Setting Priorities Fairly: Sustainable policies for effective resource allocation decisions

In September 2018 iDSI and Health Technology Assessment international (HTAi) hosted a first-of-its-kind event in Accra, Ghana – the first interdisciplinary event including academic, government, private and public sectors focused on health technology assessment (HTA) and related sustainable resource allocation policies in Sub-Saharan Africa. The two-day event set out to address the difficulties that low- and middle-income countries face in attempting to attain UHC, and put the spotlight specifically on how HTA can provide solutions. Almost 100 policy representatives from across Africa and Europe attended workshops that provided an overview of HTA, covering core technical components and how HTA could be integrated within a broader decision-making process.

Impact

The event was hosted by the Ministry of Health Ghana and endorsed by the Honorable Minister for Health, Mr Kwaku Agyemang-Manu. By leveraging the collective inputs from a great mix of delegates with a vast collection of knowledge, the event builds on the momentum within Ghana on the institutionalisation of HTA within the broader health system.

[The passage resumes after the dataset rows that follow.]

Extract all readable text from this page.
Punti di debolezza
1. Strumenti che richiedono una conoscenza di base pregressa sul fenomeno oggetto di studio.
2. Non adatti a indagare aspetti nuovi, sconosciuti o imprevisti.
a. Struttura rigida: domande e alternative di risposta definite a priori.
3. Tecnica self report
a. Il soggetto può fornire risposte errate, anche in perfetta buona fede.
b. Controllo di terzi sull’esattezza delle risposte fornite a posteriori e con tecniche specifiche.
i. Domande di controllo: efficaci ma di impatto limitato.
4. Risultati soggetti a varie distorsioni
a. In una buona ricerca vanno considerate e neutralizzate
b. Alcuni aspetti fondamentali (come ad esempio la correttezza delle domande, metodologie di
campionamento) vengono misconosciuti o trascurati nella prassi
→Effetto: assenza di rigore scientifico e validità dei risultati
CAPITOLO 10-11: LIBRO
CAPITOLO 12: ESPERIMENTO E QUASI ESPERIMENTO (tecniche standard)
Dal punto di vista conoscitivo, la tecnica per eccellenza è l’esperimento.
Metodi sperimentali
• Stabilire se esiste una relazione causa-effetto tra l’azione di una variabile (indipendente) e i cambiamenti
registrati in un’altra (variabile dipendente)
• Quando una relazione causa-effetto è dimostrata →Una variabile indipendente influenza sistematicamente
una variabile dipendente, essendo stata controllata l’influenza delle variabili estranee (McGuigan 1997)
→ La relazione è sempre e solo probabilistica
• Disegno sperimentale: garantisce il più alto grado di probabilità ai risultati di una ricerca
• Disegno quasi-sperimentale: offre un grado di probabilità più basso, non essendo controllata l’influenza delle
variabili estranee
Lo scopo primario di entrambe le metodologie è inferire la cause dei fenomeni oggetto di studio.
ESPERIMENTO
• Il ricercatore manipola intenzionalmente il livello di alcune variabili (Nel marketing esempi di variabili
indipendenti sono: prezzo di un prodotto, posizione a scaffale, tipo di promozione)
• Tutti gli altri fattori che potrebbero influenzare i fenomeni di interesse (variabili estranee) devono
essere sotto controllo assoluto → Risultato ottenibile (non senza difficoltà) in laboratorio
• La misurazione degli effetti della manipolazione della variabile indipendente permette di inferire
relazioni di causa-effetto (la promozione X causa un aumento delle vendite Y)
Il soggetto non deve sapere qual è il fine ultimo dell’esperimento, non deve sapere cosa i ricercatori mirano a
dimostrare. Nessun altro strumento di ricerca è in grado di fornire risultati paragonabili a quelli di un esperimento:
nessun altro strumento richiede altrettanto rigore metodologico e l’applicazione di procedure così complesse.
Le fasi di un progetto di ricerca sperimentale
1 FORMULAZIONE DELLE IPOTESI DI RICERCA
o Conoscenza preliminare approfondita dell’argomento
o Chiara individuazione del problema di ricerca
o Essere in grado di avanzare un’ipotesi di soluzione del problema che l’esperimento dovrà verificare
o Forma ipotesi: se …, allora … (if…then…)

iDSI and HTAi anticipate the ideas and recommendations that stem from the event will further incite partnerships, development, innovation. More details of the event can be found here

Aligning global and national stakeholders to support HTA Institutionalisation in Ghana

As Ghana is moving beyond aid while still facing with an increasing disease burden relating to both infectious and non-communicable diseases, and the threat of pandemics, HTA needs to be ‘institutionalised’ so that evidence-informed resource allocation becomes the norm rather than the exception. This is a necessary step for achieving and sustaining UHC. The donor-driven domestic resource mobilisation agenda and the accompanying calls for strategic purchasing and efficiencies can only be implemented through addressing wasteful spending and ensuring the value for money of new prospective investments.

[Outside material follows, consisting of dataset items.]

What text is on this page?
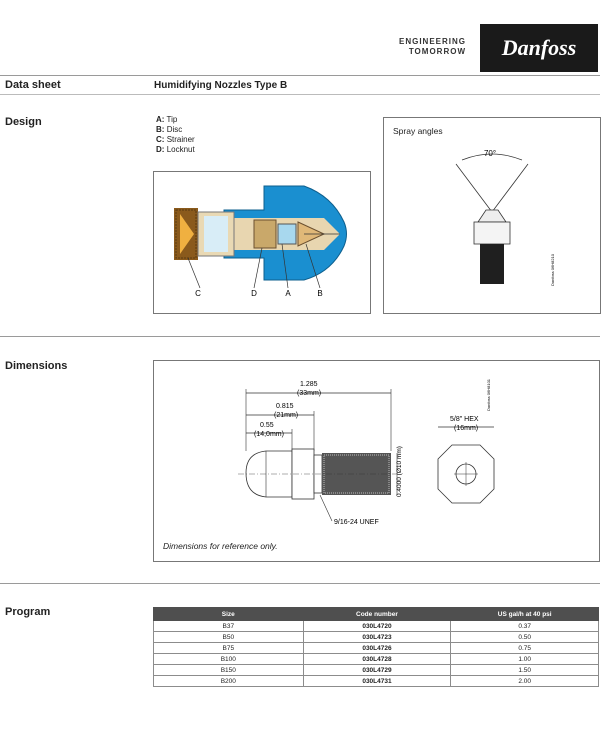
ENGINEERING
TOMORROW Danfoss
Data sheet	Humidifying Nozzles Type B
Design	A: Tip
B: Disc
C: Strainer
D: Locknut
C	D	A	B
Spray angles
70°
Danfoss 06H8210
Dimensions
1.285
(33mm)
0.815
(21mm)
0.55
(14,0mm)
0.4000 (Ø10 mm)
9/16-24 UNEF
5/8" HEX
(16mm)
Danfoss 06H8101
Dimensions for reference only.
Program	Size	Code number	US gal/h at 40 psi
B37	030L4720	0.37
B50	030L4723	0.50
B75	030L4726	0.75
B100	030L4728	1.00
B150	030L4729	1.50
B200	030L4731	2.00
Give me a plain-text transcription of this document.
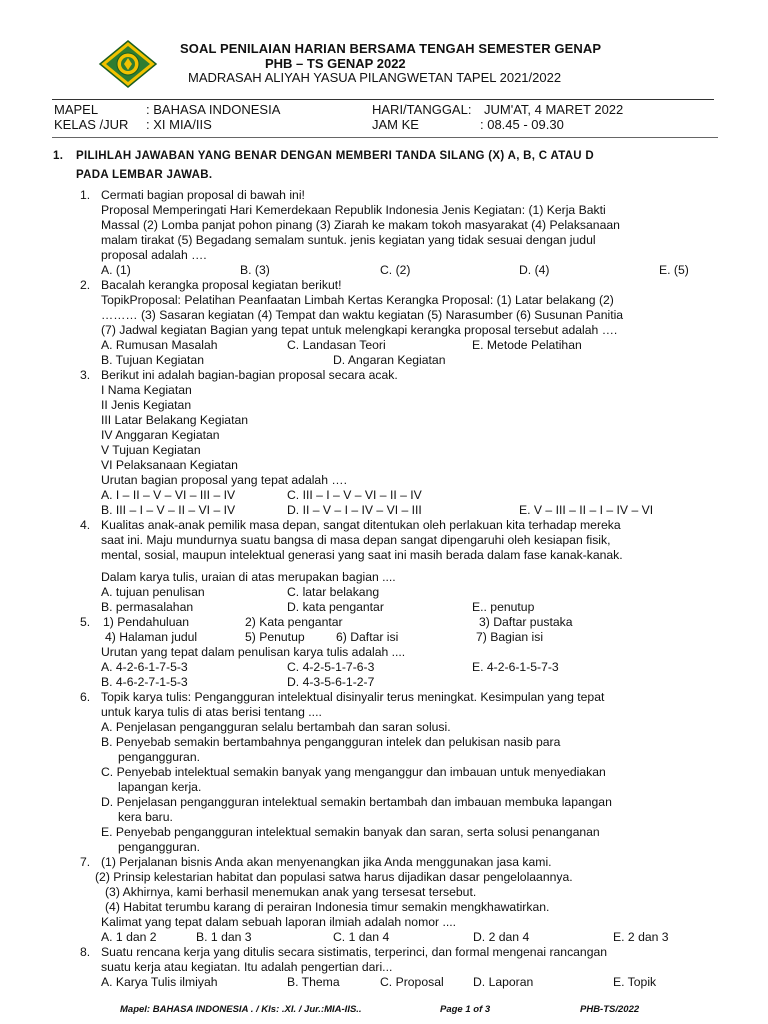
SOAL PENILAIAN HARIAN BERSAMA TENGAH SEMESTER GENAP
PHB – TS GENAP 2022
MADRASAH ALIYAH YASUA PILANGWETAN TAPEL 2021/2022
MAPEL	: BAHASA INDONESIA	HARI/TANGGAL: JUM'AT, 4 MARET 2022
KELAS /JUR : XI MIA/IIS	JAM KE	: 08.45 - 09.30
1. PILIHLAH JAWABAN YANG BENAR DENGAN MEMBERI TANDA SILANG (X) A, B, C ATAU D
PADA LEMBAR JAWAB.
1. Cermati bagian proposal di bawah ini!
Proposal Memperingati Hari Kemerdekaan Republik Indonesia Jenis Kegiatan: (1) Kerja Bakti
Massal (2) Lomba panjat pohon pinang (3) Ziarah ke makam tokoh masyarakat (4) Pelaksanaan
malam tirakat (5) Begadang semalam suntuk. jenis kegiatan yang tidak sesuai dengan judul
proposal adalah ….
A. (1)	B. (3)	C. (2)	D. (4)	E. (5)
2. Bacalah kerangka proposal kegiatan berikut!
TopikProposal: Pelatihan Peanfaatan Limbah Kertas Kerangka Proposal: (1) Latar belakang (2)
……… (3) Sasaran kegiatan (4) Tempat dan waktu kegiatan (5) Narasumber (6) Susunan Panitia
(7) Jadwal kegiatan Bagian yang tepat untuk melengkapi kerangka proposal tersebut adalah ….
A. Rumusan Masalah	C. Landasan Teori	E. Metode Pelatihan
B. Tujuan Kegiatan	D. Angaran Kegiatan
3. Berikut ini adalah bagian-bagian proposal secara acak.
I Nama Kegiatan
II Jenis Kegiatan
III Latar Belakang Kegiatan
IV Anggaran Kegiatan
V Tujuan Kegiatan
VI Pelaksanaan Kegiatan
Urutan bagian proposal yang tepat adalah ….
A. I – II – V – VI – III – IV	C. III – I – V – VI – II – IV
B. III – I – V – II – VI – IV	D. II – V – I – IV – VI – III	E. V – III – II – I – IV – VI
4. Kualitas anak-anak pemilik masa depan, sangat ditentukan oleh perlakuan kita terhadap mereka
saat ini. Maju mundurnya suatu bangsa di masa depan sangat dipengaruhi oleh kesiapan fisik,
mental, sosial, maupun intelektual generasi yang saat ini masih berada dalam fase kanak-kanak.
Dalam karya tulis, uraian di atas merupakan bagian ....
A. tujuan penulisan	C. latar belakang
B. permasalahan	D. kata pengantar	E.. penutup
5. 1) Pendahuluan	2) Kata pengantar	3) Daftar pustaka
4) Halaman judul	5) Penutup	6) Daftar isi	7) Bagian isi
Urutan yang tepat dalam penulisan karya tulis adalah ....
A. 4-2-6-1-7-5-3	C. 4-2-5-1-7-6-3	E. 4-2-6-1-5-7-3
B. 4-6-2-7-1-5-3	D. 4-3-5-6-1-2-7
6. Topik karya tulis: Pengangguran intelektual disinyalir terus meningkat. Kesimpulan yang tepat
untuk karya tulis di atas berisi tentang ....
A. Penjelasan pengangguran selalu bertambah dan saran solusi.
B. Penyebab semakin bertambahnya pengangguran intelek dan pelukisan nasib para
pengangguran.
C. Penyebab intelektual semakin banyak yang menganggur dan imbauan untuk menyediakan
lapangan kerja.
D. Penjelasan pengangguran intelektual semakin bertambah dan imbauan membuka lapangan
kera baru.
E. Penyebab pengangguran intelektual semakin banyak dan saran, serta solusi penanganan
pengangguran.
7. (1) Perjalanan bisnis Anda akan menyenangkan jika Anda menggunakan jasa kami.
(2) Prinsip kelestarian habitat dan populasi satwa harus dijadikan dasar pengelolaannya.
(3) Akhirnya, kami berhasil menemukan anak yang tersesat tersebut.
(4) Habitat terumbu karang di perairan Indonesia timur semakin mengkhawatirkan.
Kalimat yang tepat dalam sebuah laporan ilmiah adalah nomor ....
A. 1 dan 2	B. 1 dan 3	C. 1 dan 4	D. 2 dan 4	E. 2 dan 3
8. Suatu rencana kerja yang ditulis secara sistimatis, terperinci, dan formal mengenai rancangan
suatu kerja atau kegiatan. Itu adalah pengertian dari...
A. Karya Tulis ilmiyah	B. Thema	C. Proposal D. Laporan	E. Topik
Mapel: BAHASA INDONESIA . / Kls: .XI. / Jur.:MIA-IIS..	Page 1 of 3	PHB-TS/2022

In 2018, colleagues from the Ministry of Health, Ghanaian universities (Kwame Nkrumah University of Science and Technology and University of Ghana), the Global Fund for AIDS, TB and Malaria, and iDSI (Global Health and Development Group; Norwegian Institute of Public Health, NIPH) discussed how to work together to implement the government’s vision for embedding HTA into decision-making within the wider health system.

Impact

  • What became apparent from the discussions was the need to build institutions which move the HTA process from involving ad-hoc project specific activities led by a Technical Working Group, to an arrangement involving a standing committee with an associated secretariat and analytical support provided by the Ministry of Health and universities. This is the wish of the President who recommended that HTA moves into legislation alongside tackling antimicrobial resistance and rational medicines use.
  • iDSI in collaboration with international partners has supported the development & launch of Ghana HTA strategy and launch of HTA structures comprising a high level steering committee, a technical working group, and a HTA secretariat. We are continuing discussions with Ghanaian counterparts to scope out and help them realise the next steps through capacity-building and advising on institutional set-up for HTA.